Solutions for The densities of graphite and diamond at 298 K are 2.25 and 3.31g cm–3, respectively. If the standard free energy difference (ΔGº) is equal to 1895 J mol–1, the pressure at which graphite will be transformed into diamond at 298 K is [2003]a)9.92 × 105 Pab)9.92 × 108 Pac)9.92 × 107 Pad)9.92 × 106 PaCorrect answer is option 'B'. Can you explain this answer? in English & in Hindi are available as part of our courses for Class 11. Download more important topics, notes, lectures and mock test series for Class 11 Exam by signing up for free.

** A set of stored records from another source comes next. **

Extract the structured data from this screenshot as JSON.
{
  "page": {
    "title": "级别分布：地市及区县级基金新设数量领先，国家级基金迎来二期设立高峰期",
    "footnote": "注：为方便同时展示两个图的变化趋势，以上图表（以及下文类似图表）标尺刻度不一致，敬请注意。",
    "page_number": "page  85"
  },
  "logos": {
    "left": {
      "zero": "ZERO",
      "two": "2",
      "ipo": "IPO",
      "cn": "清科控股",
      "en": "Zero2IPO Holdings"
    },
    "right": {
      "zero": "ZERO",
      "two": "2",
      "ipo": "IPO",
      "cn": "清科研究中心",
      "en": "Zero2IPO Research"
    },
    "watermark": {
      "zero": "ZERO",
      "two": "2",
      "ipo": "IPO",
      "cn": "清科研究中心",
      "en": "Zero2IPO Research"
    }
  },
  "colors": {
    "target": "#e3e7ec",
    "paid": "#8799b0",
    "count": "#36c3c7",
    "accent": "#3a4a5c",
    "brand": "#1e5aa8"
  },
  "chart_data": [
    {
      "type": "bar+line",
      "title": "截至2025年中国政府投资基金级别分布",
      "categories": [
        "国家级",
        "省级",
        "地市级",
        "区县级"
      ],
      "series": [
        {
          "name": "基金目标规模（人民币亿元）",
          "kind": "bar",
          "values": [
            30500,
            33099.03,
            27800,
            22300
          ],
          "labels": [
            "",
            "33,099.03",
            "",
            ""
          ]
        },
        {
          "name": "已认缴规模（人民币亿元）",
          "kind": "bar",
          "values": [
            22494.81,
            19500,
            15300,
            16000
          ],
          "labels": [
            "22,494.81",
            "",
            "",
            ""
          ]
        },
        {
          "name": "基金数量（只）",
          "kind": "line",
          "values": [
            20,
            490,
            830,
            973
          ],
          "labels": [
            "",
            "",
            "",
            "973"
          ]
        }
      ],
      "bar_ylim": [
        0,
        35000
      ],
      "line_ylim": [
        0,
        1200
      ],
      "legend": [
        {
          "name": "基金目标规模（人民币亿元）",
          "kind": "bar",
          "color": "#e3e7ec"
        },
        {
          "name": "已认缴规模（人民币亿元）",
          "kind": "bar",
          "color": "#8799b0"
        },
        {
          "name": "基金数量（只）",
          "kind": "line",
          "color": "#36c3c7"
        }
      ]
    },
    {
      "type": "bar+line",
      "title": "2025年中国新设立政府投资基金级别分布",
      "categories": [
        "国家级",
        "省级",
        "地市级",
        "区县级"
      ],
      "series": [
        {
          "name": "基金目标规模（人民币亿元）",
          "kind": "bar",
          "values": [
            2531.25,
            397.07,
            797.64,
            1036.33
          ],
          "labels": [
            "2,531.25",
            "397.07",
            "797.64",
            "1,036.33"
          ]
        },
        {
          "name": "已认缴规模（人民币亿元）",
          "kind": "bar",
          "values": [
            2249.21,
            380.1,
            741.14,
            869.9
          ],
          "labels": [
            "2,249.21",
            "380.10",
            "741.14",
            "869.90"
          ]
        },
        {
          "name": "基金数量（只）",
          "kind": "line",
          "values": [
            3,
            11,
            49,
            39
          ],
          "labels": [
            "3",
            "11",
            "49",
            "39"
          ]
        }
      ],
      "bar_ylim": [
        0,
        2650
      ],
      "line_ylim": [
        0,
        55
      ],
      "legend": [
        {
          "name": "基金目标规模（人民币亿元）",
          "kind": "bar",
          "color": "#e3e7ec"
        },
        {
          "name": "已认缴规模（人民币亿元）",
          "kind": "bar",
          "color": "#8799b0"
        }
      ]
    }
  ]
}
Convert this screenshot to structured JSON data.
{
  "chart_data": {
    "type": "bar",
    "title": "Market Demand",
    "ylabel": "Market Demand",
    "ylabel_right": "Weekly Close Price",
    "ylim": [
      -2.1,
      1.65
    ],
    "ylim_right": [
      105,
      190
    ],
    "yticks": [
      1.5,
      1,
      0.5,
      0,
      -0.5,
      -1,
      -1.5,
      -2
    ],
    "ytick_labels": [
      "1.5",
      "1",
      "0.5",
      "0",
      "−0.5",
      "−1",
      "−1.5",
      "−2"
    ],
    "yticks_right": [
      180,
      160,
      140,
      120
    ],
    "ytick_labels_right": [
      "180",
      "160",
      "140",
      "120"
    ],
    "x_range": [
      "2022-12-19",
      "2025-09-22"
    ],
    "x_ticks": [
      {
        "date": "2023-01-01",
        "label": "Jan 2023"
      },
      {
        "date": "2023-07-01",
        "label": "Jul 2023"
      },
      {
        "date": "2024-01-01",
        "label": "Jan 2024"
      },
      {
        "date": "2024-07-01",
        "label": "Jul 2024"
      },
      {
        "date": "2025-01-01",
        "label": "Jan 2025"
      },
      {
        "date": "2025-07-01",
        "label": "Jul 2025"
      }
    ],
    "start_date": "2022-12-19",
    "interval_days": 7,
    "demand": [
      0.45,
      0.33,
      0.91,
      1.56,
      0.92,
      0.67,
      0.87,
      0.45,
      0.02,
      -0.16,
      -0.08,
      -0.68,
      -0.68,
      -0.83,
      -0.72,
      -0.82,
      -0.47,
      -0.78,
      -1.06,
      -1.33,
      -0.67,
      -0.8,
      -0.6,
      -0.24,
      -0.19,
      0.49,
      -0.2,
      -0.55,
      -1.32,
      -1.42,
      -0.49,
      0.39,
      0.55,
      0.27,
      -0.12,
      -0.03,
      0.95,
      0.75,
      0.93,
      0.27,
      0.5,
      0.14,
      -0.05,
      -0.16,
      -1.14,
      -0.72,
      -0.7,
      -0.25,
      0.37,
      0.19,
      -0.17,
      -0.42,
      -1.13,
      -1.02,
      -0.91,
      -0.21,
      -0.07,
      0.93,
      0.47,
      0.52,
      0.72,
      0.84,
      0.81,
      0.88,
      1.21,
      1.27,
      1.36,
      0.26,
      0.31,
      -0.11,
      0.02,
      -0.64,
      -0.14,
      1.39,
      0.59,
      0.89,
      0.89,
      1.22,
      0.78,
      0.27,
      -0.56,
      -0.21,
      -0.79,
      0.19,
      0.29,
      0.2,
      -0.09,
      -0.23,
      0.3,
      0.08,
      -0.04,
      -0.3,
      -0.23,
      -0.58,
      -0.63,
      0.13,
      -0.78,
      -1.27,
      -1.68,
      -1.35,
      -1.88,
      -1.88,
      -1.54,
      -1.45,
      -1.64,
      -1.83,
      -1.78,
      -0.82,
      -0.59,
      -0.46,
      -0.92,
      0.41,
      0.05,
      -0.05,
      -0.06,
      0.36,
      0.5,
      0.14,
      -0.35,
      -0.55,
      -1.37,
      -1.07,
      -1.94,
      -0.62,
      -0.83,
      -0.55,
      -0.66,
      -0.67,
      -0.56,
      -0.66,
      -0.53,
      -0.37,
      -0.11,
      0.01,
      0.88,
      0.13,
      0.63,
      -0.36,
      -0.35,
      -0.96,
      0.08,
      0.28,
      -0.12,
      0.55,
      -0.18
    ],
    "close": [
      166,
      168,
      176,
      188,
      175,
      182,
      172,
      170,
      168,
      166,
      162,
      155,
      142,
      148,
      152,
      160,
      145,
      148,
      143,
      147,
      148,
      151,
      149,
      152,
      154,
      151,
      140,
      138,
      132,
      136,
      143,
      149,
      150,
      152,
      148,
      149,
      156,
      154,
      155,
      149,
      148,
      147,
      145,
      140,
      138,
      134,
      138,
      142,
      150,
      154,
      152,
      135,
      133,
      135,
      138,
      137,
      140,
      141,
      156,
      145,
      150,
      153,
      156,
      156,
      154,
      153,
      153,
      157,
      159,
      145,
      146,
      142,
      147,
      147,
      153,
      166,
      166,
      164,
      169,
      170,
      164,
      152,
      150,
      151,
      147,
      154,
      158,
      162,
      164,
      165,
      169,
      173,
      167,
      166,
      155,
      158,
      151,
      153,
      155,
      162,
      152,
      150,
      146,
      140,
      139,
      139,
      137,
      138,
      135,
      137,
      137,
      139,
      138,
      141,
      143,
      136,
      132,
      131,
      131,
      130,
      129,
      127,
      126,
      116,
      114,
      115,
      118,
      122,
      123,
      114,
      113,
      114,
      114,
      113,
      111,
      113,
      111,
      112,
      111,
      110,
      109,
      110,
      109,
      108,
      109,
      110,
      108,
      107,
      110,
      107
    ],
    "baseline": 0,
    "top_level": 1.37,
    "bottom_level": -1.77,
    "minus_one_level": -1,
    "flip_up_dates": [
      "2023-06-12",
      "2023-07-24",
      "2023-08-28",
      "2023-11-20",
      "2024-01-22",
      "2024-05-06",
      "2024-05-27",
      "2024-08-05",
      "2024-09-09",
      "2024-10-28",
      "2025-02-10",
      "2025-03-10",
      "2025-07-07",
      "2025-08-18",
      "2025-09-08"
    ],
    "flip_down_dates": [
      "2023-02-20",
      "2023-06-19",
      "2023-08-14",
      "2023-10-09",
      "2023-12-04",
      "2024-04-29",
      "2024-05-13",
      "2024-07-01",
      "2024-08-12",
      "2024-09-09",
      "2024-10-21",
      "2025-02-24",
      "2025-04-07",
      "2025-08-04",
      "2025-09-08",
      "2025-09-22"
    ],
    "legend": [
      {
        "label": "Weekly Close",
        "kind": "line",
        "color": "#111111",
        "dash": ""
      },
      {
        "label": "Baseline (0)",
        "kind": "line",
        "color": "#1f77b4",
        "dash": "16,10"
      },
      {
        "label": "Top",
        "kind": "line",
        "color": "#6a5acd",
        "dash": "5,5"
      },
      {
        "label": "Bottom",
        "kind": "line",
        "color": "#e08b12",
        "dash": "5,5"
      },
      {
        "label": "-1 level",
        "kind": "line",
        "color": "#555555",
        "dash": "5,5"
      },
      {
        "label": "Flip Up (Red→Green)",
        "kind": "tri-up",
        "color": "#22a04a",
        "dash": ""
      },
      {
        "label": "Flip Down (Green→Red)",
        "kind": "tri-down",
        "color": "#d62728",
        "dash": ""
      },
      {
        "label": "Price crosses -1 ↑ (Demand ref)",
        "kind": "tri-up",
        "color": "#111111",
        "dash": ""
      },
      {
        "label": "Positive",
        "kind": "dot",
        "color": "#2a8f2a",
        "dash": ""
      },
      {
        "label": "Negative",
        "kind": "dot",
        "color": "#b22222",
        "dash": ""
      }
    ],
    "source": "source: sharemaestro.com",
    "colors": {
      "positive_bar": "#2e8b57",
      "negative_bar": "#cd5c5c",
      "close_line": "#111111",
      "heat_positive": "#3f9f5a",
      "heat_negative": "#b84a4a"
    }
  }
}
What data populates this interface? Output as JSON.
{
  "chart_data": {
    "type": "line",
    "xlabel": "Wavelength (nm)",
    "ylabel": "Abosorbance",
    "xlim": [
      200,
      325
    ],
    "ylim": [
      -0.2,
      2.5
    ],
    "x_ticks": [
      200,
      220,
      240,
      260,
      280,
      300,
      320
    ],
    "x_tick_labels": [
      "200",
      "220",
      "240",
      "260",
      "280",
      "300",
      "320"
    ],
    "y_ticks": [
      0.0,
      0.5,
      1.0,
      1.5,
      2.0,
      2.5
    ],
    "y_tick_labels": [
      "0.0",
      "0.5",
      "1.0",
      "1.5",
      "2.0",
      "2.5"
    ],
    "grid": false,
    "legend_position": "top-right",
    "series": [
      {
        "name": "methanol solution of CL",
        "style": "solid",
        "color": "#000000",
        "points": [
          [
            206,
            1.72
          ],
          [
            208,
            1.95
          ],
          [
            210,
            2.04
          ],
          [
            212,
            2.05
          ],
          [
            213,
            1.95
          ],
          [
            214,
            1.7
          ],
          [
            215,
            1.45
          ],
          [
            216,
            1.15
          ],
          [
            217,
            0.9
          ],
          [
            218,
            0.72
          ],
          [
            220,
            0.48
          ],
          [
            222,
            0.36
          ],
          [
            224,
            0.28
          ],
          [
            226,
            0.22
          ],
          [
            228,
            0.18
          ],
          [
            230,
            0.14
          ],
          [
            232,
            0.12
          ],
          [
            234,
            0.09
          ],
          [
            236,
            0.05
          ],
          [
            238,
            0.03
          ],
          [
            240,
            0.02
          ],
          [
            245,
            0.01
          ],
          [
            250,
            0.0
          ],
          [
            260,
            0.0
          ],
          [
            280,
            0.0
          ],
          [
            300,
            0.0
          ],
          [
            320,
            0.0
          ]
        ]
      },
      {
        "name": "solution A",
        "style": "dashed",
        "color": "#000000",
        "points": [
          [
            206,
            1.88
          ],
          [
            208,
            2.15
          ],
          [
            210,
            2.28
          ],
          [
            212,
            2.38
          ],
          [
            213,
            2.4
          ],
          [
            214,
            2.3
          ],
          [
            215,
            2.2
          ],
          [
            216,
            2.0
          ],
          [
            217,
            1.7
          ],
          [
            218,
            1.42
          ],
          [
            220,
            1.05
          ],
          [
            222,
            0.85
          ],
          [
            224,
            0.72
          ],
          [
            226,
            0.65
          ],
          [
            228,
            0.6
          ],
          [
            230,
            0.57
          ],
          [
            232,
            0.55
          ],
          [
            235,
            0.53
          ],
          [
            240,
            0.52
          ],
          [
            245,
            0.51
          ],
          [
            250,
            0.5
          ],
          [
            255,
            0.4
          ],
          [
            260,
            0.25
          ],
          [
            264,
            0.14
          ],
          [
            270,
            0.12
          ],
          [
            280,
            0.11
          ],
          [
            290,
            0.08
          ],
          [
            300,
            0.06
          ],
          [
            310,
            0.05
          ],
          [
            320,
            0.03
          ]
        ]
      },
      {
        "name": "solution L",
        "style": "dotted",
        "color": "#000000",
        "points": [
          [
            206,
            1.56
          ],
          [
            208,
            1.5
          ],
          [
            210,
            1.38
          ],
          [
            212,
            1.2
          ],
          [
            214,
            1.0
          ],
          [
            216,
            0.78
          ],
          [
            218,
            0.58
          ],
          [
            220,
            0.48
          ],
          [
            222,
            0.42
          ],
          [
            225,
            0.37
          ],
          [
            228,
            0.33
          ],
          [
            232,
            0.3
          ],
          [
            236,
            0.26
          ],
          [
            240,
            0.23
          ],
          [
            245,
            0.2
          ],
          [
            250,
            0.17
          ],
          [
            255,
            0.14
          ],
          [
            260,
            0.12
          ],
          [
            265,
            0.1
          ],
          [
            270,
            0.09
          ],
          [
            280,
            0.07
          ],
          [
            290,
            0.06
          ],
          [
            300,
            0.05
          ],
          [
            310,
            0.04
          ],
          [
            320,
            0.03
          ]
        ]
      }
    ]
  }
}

Here you can find the meaning of The densities of graphite and diamond at 298 K are 2.25 and 3.31g cm–3, respectively. If the standard free energy difference (ΔGº) is equal to 1895 J mol–1, the pressure at which graphite will be transformed into diamond at 298 K is [2003]a)9.92 × 105 Pab)9.92 × 108 Pac)9.92 × 107 Pad)9.92 × 106 PaCorrect answer is option 'B'. Can you explain this answer? defined & explained in the simplest way possible. Besides giving the explanation of The densities of graphite and diamond at 298 K are 2.25 and 3.31g cm–3, respectively. If the standard free energy difference (ΔGº) is equal to 1895 J mol–1, the pressure at which graphite will be transformed into diamond at 298 K is [2003]a)9.92 × 105 Pab)9.92 × 108 Pac)9.92 × 107 Pad)9.92 × 106 PaCorrect answer is option 'B'. Can you explain this answer?, a detailed solution for The densities of graphite and diamond at 298 K are 2.25 and 3.31g cm–3, respectively. If the standard free energy difference (ΔGº) is equal to 1895 J mol–1, the pressure at which graphite will be transformed into diamond at 298 K is [2003]a)9.92 × 105 Pab)9.92 × 108 Pac)9.92 × 107 Pad)9.92 × 106 PaCorrect answer is option 'B'. Can you explain this answer? has been provided alongside types of The densities of graphite and diamond at 298 K are 2.25 and 3.31g cm–3, respectively. If the standard free energy difference (ΔGº) is equal to 1895 J mol–1, the pressure at which graphite will be transformed into diamond at 298 K is [2003]a)9.92 × 105 Pab)9.92 × 108 Pac)9.92 × 107 Pad)9.92 × 106 PaCorrect answer is option 'B'. Can you explain this answer? theory, EduRev gives you an ample number of questions to practice The densities of graphite and diamond at 298 K are 2.25 and 3.31g cm–3, respectively. If the standard free energy difference (ΔGº) is equal to 1895 J mol–1, the pressure at which graphite will be transformed into diamond at 298 K is [2003]a)9.92 × 105 Pab)9.92 × 108 Pac)9.92 × 107 Pad)9.92 × 106 PaCorrect answer is option 'B'. Can you explain this answer? tests, examples and also practice Class 11 tests.